We claim that the only solutions \((x,y,z)\in \mathbb N\) with \(x\le y\le z\) are \((1,3,8)\text{,}\) \((1,4,5)\text{,}\) and \((2,2,3)\text{.}\)

Proof.

We can assume \(0\lt x\leq y\leq z\text{.}\) We see that the biggest factor \(1+\frac1x\) is at least \(\sqrt[3]3\text{,}\) which implies \(x\leq 2\text{,}\) so \(x=1\) or \(2\text{.}\)

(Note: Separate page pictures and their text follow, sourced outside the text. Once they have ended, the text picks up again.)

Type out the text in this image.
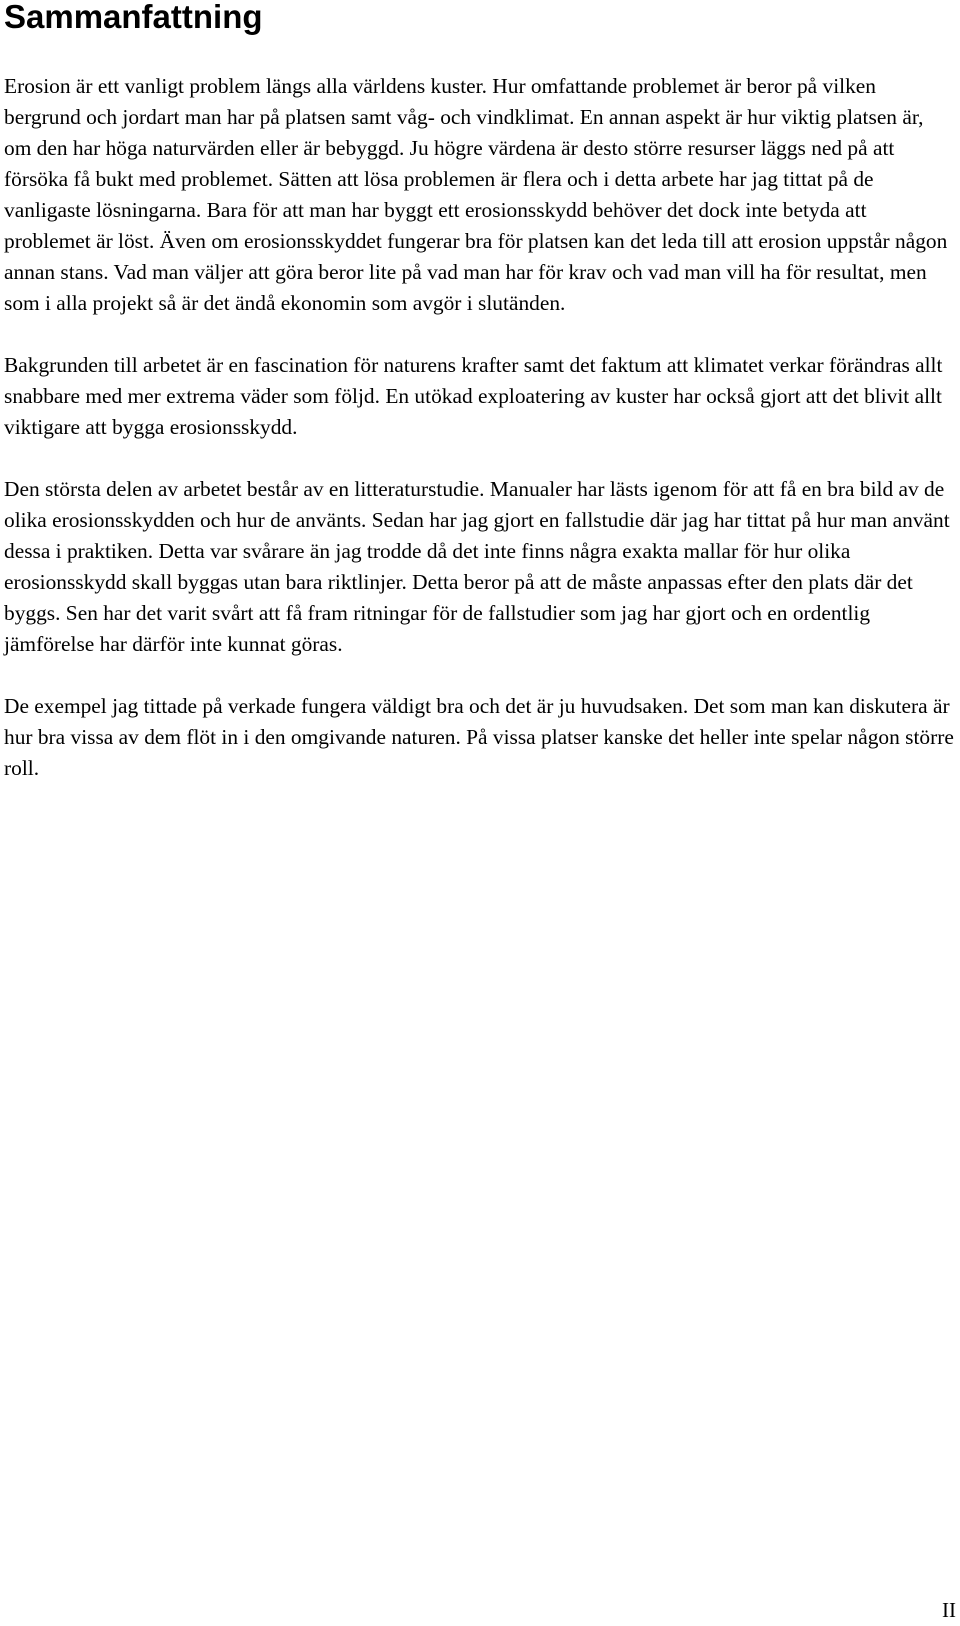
Sammanfattning

Erosion är ett vanligt problem längs alla världens kuster. Hur omfattande problemet är beror på vilken bergrund och jordart man har på platsen samt våg- och vindklimat. En annan aspekt är hur viktig platsen är, om den har höga naturvärden eller är bebyggd. Ju högre värdena är desto större resurser läggs ned på att försöka få bukt med problemet. Sätten att lösa problemen är flera och i detta arbete har jag tittat på de vanligaste lösningarna. Bara för att man har byggt ett erosionsskydd behöver det dock inte betyda att problemet är löst. Även om erosionsskyddet fungerar bra för platsen kan det leda till att erosion uppstår någon annan stans. Vad man väljer att göra beror lite på vad man har för krav och vad man vill ha för resultat, men som i alla projekt så är det ändå ekonomin som avgör i slutänden.

Bakgrunden till arbetet är en fascination för naturens krafter samt det faktum att klimatet verkar förändras allt snabbare med mer extrema väder som följd. En utökad exploatering av kuster har också gjort att det blivit allt viktigare att bygga erosionsskydd.

Den största delen av arbetet består av en litteraturstudie. Manualer har lästs igenom för att få en bra bild av de olika erosionsskydden och hur de använts. Sedan har jag gjort en fallstudie där jag har tittat på hur man använt dessa i praktiken. Detta var svårare än jag trodde då det inte finns några exakta mallar för hur olika erosionsskydd skall byggas utan bara riktlinjer. Detta beror på att de måste anpassas efter den plats där det byggs. Sen har det varit svårt att få fram ritningar för de fallstudier som jag har gjort och en ordentlig jämförelse har därför inte kunnat göras.

De exempel jag tittade på verkade fungera väldigt bra och det är ju huvudsaken. Det som man kan diskutera är hur bra vissa av dem flöt in i den omgivande naturen. På vissa platser kanske det heller inte spelar någon större roll.

II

Case 1: \(x=1\text{.}\) Then the equation becomes

\begin{equation*} \left(1+\frac1y\right)\left(1+\frac1z\right)=\frac32 \end{equation*}

and so \(1+\frac1y\geq\sqrt{\frac32}\text{,}\) i.e. \(y\leq 4\text{.}\) Thus the allowed cases \(y=3\) and \(y=4\) can be easily checked by hand: \(y=3\) leads to \(1+\frac1z = \frac98\text{,}\) i.e. \(z=8\text{,}\) whereas \(y=4\) leads to \(1+\frac1z = \frac{6}{5}\text{,}\) i.e. \(z=5\text{.}\)

Case 2: \(x=2\text{.}\) Then the equation becomes

\begin{equation*} \left(1+\frac1y\right)\left(1+\frac1z\right)=2 \end{equation*}

and we conclude \(1+\frac1y\ge\sqrt{2}\text{,}\) i.e. \(y\leq 2\) and together with \(y\geq x\) this means \(y=2\) and finally \(1+\frac1z=\frac43\text{,}\) i.e. \(z=3\text{.}\)